An old family album is filled with personal spiritual connections to the past: letters, pictures, words…. It is an attempt to reconstruct the past with the means of the present. But how much truth is there in it? And how much utopia?

The greater the distance in time and place to the past, the more the truth is reduced to the essential – a metaphor about space and time, about home and childhood.

The headscarf is a symbol. It tells of femininity and oppression, of tradition and religion, of yesterday and tomorrow. The headscarf plays an important role in many societies. In fact, the black headscarf is the most striking thing I remember from my childhood as a member of the German minority in Romania. It was a visible sign of marriage and “Germanness”. The headscarf still accompanies me in my life today: socially, politically, personally.

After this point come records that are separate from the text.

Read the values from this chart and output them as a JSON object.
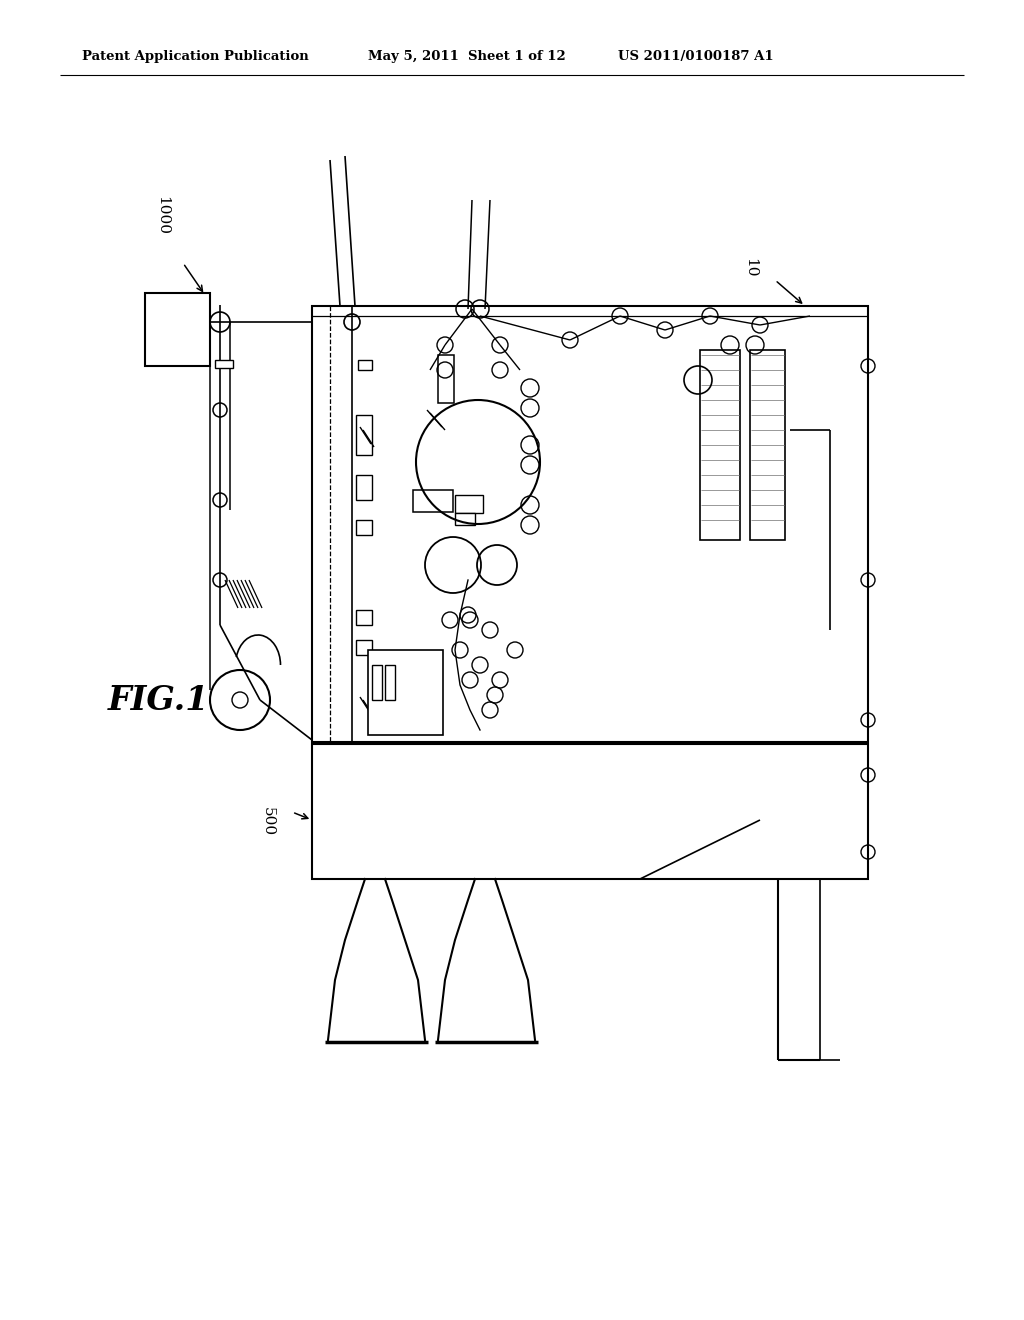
{
  "background_color": "#ffffff",
  "header_text": "Patent Application Publication",
  "header_date": "May 5, 2011",
  "header_sheet": "Sheet 1 of 12",
  "header_patent": "US 2011/0100187 A1",
  "fig_label": "FIG.1",
  "label_1000": "1000",
  "label_10": "10",
  "label_500": "500",
  "line_color": "#000000",
  "gray_fill": "#b0b0b0",
  "dark_gray": "#888888"
}
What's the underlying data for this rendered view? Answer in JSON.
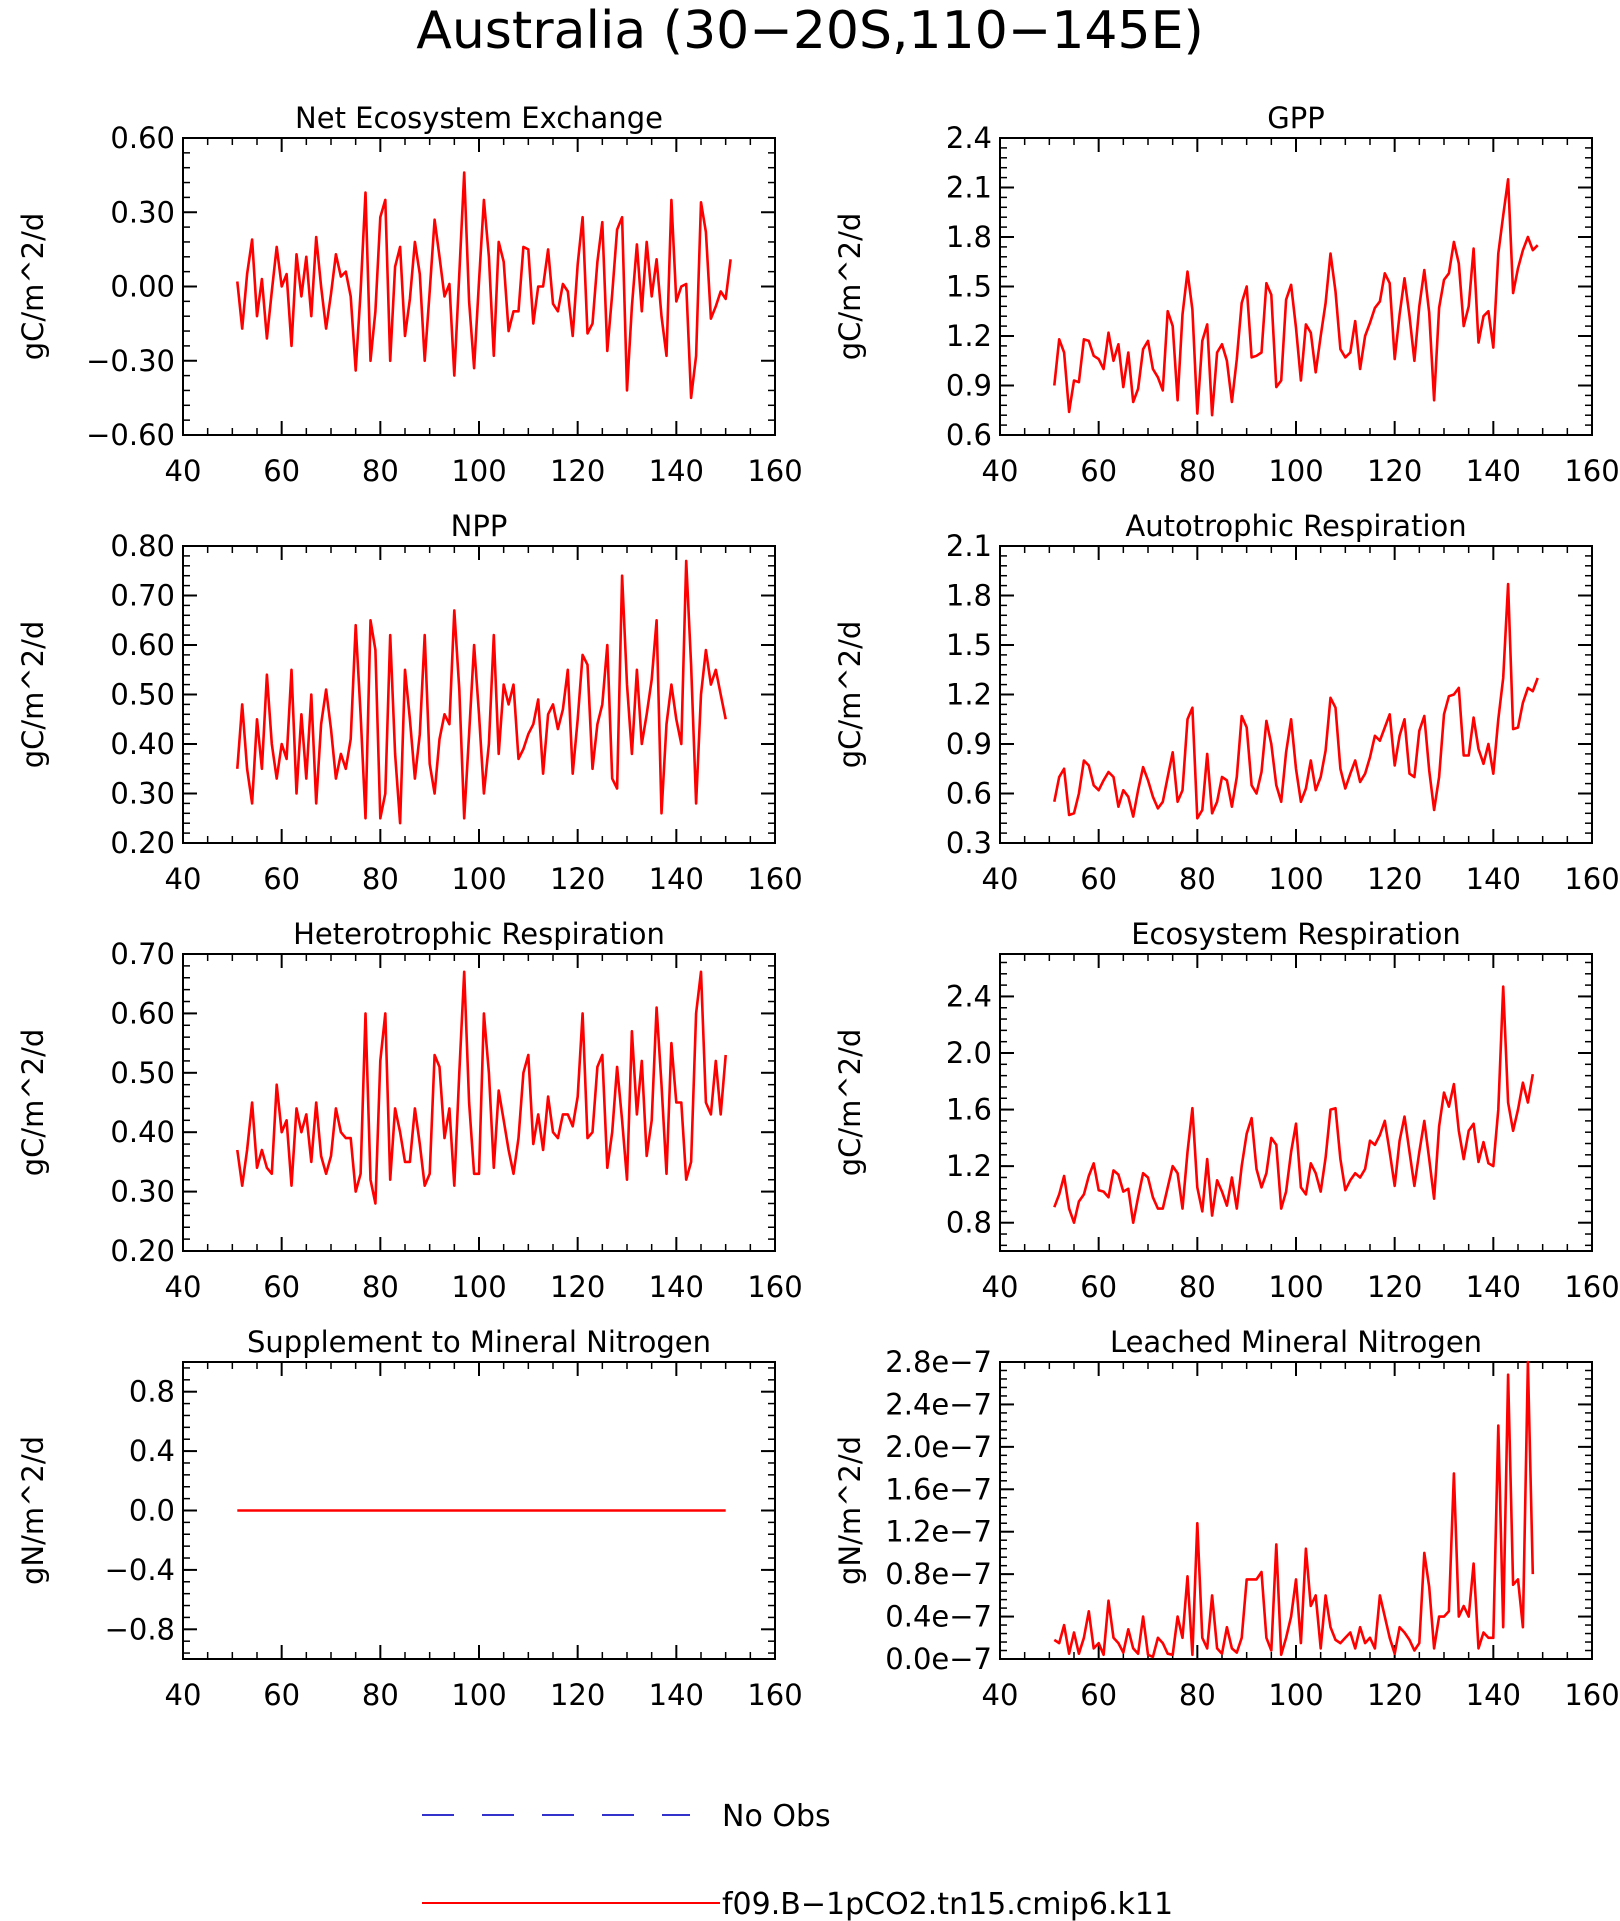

This work is available as a physical object or video.

Ansichtssache – the Postcard Project

2015, Videoinstallation, 10:30 min

A joint project with Antje Fischer and Marlies Achermann-Gisinger.

The handwritten, analogue postcard is a relic today – in the age of SMS and email.

In September 2014, we decided to start a joint postcard art project for the year 2015. Each of us was to design one postcard per day, free choice of technique and free choice of theme – that was the brief.

This video installation was also created within this framework. The visual source material is photographs of the backs of postcards, written on or blank, with traces of editing. The acoustic material is “field recordings” in our local post offices. This resulted in a sound composition of random or typical noises, dialogues and alienation elements.